The annual KDD conference is the premier interdisciplinary conference bringing together researchers and practitioners from data science, data mining, knowledge discovery, large-scale data analytics, and big data.
As part of KDD 2020’s virtual conference, we demonstrated visual tools and metrics using a pre-trained machine learning model to help others better understand how well calibrated their classification models are. During this tutorial, we also demonstrated ways to calibrate the model after training - from theory to a Keras implementation. For more information, check out our KDD website or watch the tutorial here.
A two-year joint venture between nPlan (lead), University of Cambridge and Kier.

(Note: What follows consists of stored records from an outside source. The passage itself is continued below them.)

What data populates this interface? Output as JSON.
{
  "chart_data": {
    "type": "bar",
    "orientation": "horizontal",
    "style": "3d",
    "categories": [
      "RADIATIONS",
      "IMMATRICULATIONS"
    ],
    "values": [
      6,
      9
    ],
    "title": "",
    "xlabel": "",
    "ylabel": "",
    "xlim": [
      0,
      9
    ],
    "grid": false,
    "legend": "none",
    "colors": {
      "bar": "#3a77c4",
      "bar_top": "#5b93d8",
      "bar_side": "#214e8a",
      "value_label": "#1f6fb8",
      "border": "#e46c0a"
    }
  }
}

We have teamed up to create an AI model to recommend optimised pathways for schedule execution based on data of thousands of previous projects. Using nPlan’s existing work we will be creating algorithms to predict project risk. The model will allow Project Managers of Construction Sites to identify the risks within their projects so that they can make better informed decisions on where they should focus their efforts.
A 12 month joint venture between nPlan (lead) and Atkins.
We are delivering a programme to further advance and implement our existing technology to determine the most likely duration of construction projects undertaken by Atkins. With this knowledge, we hope we can help highlight future contractual incentives.
A two-year joint venture between Skanska (lead), nPlan, BRE, Vinci and Assentian.
We are creating a user friendly supply chain management tool that can be used in the planning of construction projects. Using this tool we hope will resort to better project planning, improve collaboration across the supply chain and a cause in developing a business model for commercial use.